蟻通神社ブログ
長滝の歴史・その2
<長滝(ながたき)という地名の起源伝説>
長滝というところは、わき水(デユ)、泉の多い所で、昭和初年、村内に19か所の泉(出湯)があったと記録されています。
湧水は、ユまたはフチと呼ばれています。長滝という地名に関係が深いのが、クズハユ(葛葉井)で、ここは、JR阪和線の長滝駅の線路の山側に、現在もあります。
「和泉名所図会」には、ある樵(きこり)が犬鳴山の滝つぼに葉を流したところ、長滝のクズハユに流れ着いたことから、犬鳴山から続く、<長い滝>という地名がついたのだという話が載せられているそうです。長滝の扇状地の地形的な特徴を、よくとらえた伝承といえるそうです。
このクズハユの水は、上之郷と長滝に分けられ、長滝の水は、更に西と東に別れます。西は、樫井川に沿った一帯を灌漑し、東に別れた水路は、山手に行きます。古代の稲作には、この湧水は、随分便利で、気候も温暖な所なので、古くから人が住みついていただろうと推測されます。
自分の住んでいる町の名前が、その土地の歴史的な伝承に基づいているのは、平成の大合併などで、元の町名がなくなってしまった方々から見ると、うらやましいのだそうです。
参考資料:長滝の民俗(泉佐野市史編纂委員会) 蟻通神社と長滝( 川口 玄 著 )
郷土・長滝のお話 蟻通神社の権禰宜 2011年07月07日
長滝の歴史
<中世以前> 長滝は、古代河内の日根郡の一部として存在していました。やがて日根郡の一部は、河内から分離されることとなり、これが和泉国賀美郷で、現在の上之郷、日根野、長滝、新家、田尻、中通、佐野を包含する地域でありました。 律令体制のもとでは、この地の行政は和泉国府中におかれた役所によって管掌されましたが、国司が実際に現地に赴任することはなく、賀美郷の実質的支配は、在地の豪族日根造によってなされていたようです。この地の開発の成否は、水の供給にありましたが樫井川が山から平野に出ようとする所に井堰がもうけられ、ここから日根野をはじめ一帯の平野に水が引かれています。 この井堰の所に、古来、大井関神社(日根神社)が祀られており、こうしたことから同社は、おそらく日根造の時代に日根野・長滝・上之郷におよぶ水系の神を祀ったものと考えられています。 大井関神社の祭礼は、現在も日根野・長滝・上之郷の広範な地域が関わっていて、その祭祀圏は中世の荘園の範囲をも超えているそうです。
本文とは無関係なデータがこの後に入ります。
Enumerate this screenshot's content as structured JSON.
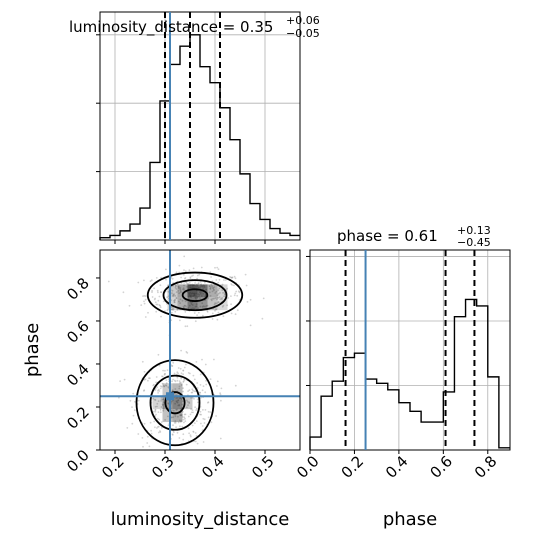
{
  "chart_data": {
    "type": "corner",
    "parameters": [
      "luminosity_distance",
      "phase"
    ],
    "truths": {
      "luminosity_distance": 0.31,
      "phase": 0.25
    },
    "panels": {
      "luminosity_distance_hist": {
        "type": "histogram",
        "title": {
          "main": "luminosity_distance = 0.35",
          "sup": "+0.06",
          "sub": "−0.05"
        },
        "xlim": [
          0.17,
          0.57
        ],
        "quantiles": [
          0.3,
          0.35,
          0.41
        ],
        "bins_x": [
          0.17,
          0.19,
          0.21,
          0.23,
          0.25,
          0.27,
          0.29,
          0.31,
          0.33,
          0.35,
          0.37,
          0.39,
          0.41,
          0.43,
          0.45,
          0.47,
          0.49,
          0.51,
          0.53,
          0.55,
          0.57
        ],
        "counts": [
          0.01,
          0.02,
          0.04,
          0.07,
          0.14,
          0.34,
          0.61,
          0.77,
          0.85,
          0.9,
          0.76,
          0.69,
          0.58,
          0.44,
          0.29,
          0.16,
          0.09,
          0.05,
          0.03,
          0.02
        ]
      },
      "phase_hist": {
        "type": "histogram",
        "title": {
          "main": "phase = 0.61",
          "sup": "+0.13",
          "sub": "−0.45"
        },
        "xlim": [
          0.0,
          0.9
        ],
        "xticks": [
          "0.0",
          "0.2",
          "0.4",
          "0.6",
          "0.8"
        ],
        "xtick_values": [
          0.0,
          0.2,
          0.4,
          0.6,
          0.8
        ],
        "quantiles": [
          0.16,
          0.61,
          0.74
        ],
        "bins_x": [
          0.0,
          0.05,
          0.1,
          0.15,
          0.2,
          0.25,
          0.3,
          0.35,
          0.4,
          0.45,
          0.5,
          0.55,
          0.6,
          0.65,
          0.7,
          0.75,
          0.8,
          0.85,
          0.9
        ],
        "counts": [
          0.06,
          0.25,
          0.32,
          0.43,
          0.45,
          0.33,
          0.31,
          0.28,
          0.22,
          0.18,
          0.13,
          0.13,
          0.27,
          0.62,
          0.7,
          0.67,
          0.34,
          0.01
        ]
      },
      "joint": {
        "type": "scatter+contour",
        "xlabel": "luminosity_distance",
        "ylabel": "phase",
        "xlim": [
          0.17,
          0.57
        ],
        "ylim": [
          0.0,
          0.93
        ],
        "xticks": [
          "0.2",
          "0.3",
          "0.4",
          "0.5"
        ],
        "xtick_values": [
          0.2,
          0.3,
          0.4,
          0.5
        ],
        "yticks": [
          "0.0",
          "0.2",
          "0.4",
          "0.6",
          "0.8"
        ],
        "ytick_values": [
          0.0,
          0.2,
          0.4,
          0.6,
          0.8
        ],
        "modes": [
          {
            "x": 0.36,
            "y": 0.72,
            "sx": 0.045,
            "sy": 0.05
          },
          {
            "x": 0.32,
            "y": 0.22,
            "sx": 0.035,
            "sy": 0.09
          }
        ]
      }
    },
    "colors": {
      "truth": "#4682b4",
      "hist": "#000000",
      "grid": "#b0b0b0",
      "points": "#9e9e9e"
    }
  }
}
同神社の祭祀圏は、こうした古代の開発の面影を残すものと考えられています。 私は、子どもの頃、長滝に住んでいるのに、なぜ日根神社さんのお祭りに参加するのかよく分かっていませんでした。現在、長滝にお住まいの方々の中にも、古来からの伝承や信仰をご存じでない方もいらっしゃると思います。神社の関係者の私たちが、もっと地域の皆様に知って頂くように、努力しないといけないなと思います。
日根神社さんの祭礼で、春の枕祭りと夏のゆ祭りに、長滝地区の皆様が日根野・上之郷の皆様とご一緒に、ご奉仕していただいています。ゆ祭りは樫井川の水源の安全と夏の災厄除けを祈願するお祭りです。毎年、7月の第三土曜日で、今年は、7月16日(土)に行われます。7月号の市報の裏表紙にも、ご案内が掲載されています。
ゆ祭りでは、「五社音頭」にあわせて、浴衣姿の3町のご婦人方が、踊りを奉納致します。長滝町内会のご協力を得て、毎年女性の方々に踊りのご奉仕をお願いしております。暑い中、毎年大勢の方がご参加してくださって、ありがたいなと感謝しております。
今年は、長滝地区は、7月11日に町内会館で練習をさせて頂きます。どうぞよろしくお願いいたします。